Le financier londonien remplace Greg Coffey, la star de GLG, parti fonder son propre hedge fund (Le Monde du 10 mai). D'après le communiqué publié lundi 7 juillet par GLG, la nouvelle recrue doit gérer un fonds de 1,2 milliard de dollars axé sur les marchés émergents et mettre au point une stratégie visant à attirer les placements des fonds souverains du Golfe. Fondé par des anciens de Goldman Sachs, coté à New York, GLG Partners est le deuxième plus gros hedge fund britannique avec des avoirs sous gestion de 24 milliards de dollars.

Centralien, diplômé de l'Insead, M. Bren-Brahim débute sa carrière londonienne comme numéro deux du département trésorerie de la Banque européenne de reconstruction et de développement, chargée de convertir les pays de l'Est à l'économie de marché.

"ENTOURÉ DE MYSTÈRE"

En 1996, Goldman Sachs l'a recruté comme trader à Londres.

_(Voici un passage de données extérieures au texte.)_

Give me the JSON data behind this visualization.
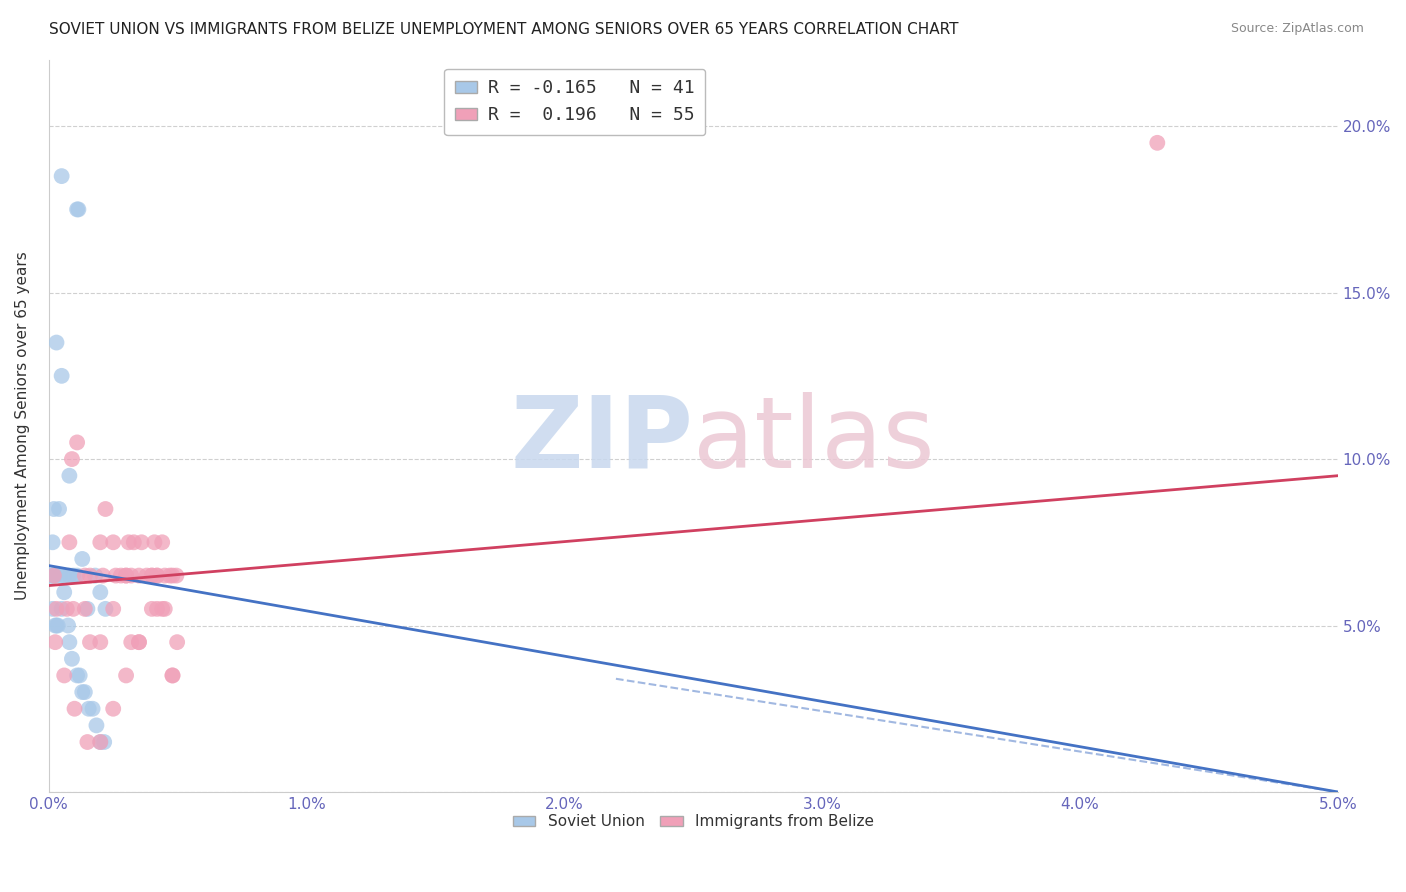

N'étant pas associé, cet expert en produits dérivés rate le pactole lors de la mise en Bourse de la banque new-yorkaise deux ans plus tard. Il se rattrape vite. En 2003, en tant que responsable du département devises, le financier a défrayé la chronique de la City en percevant une prime de 30 millions de livres (37,7 millions d'euros), un record à l'époque.

"Il est très difficile, voire impossible d'estimer le patrimoine des fondateurs ou associés de hedge funds qui sont très doués pour brouiller les pistes. L'actionnariat est entouré de mystère. Ils sont conscients que leurs profits colossaux choquent leurs clients et provoquent la répulsion de l'opinion publique", souligne Philippe Beresford, l'auteur de la liste des plus grosses fortunes britanniques publiée par le Sunday Times. A l'écouter, une quarantaine de ces spéculateurs pourraient facilement figurer parmi les plus gros patrimoines du Royaume-Uni.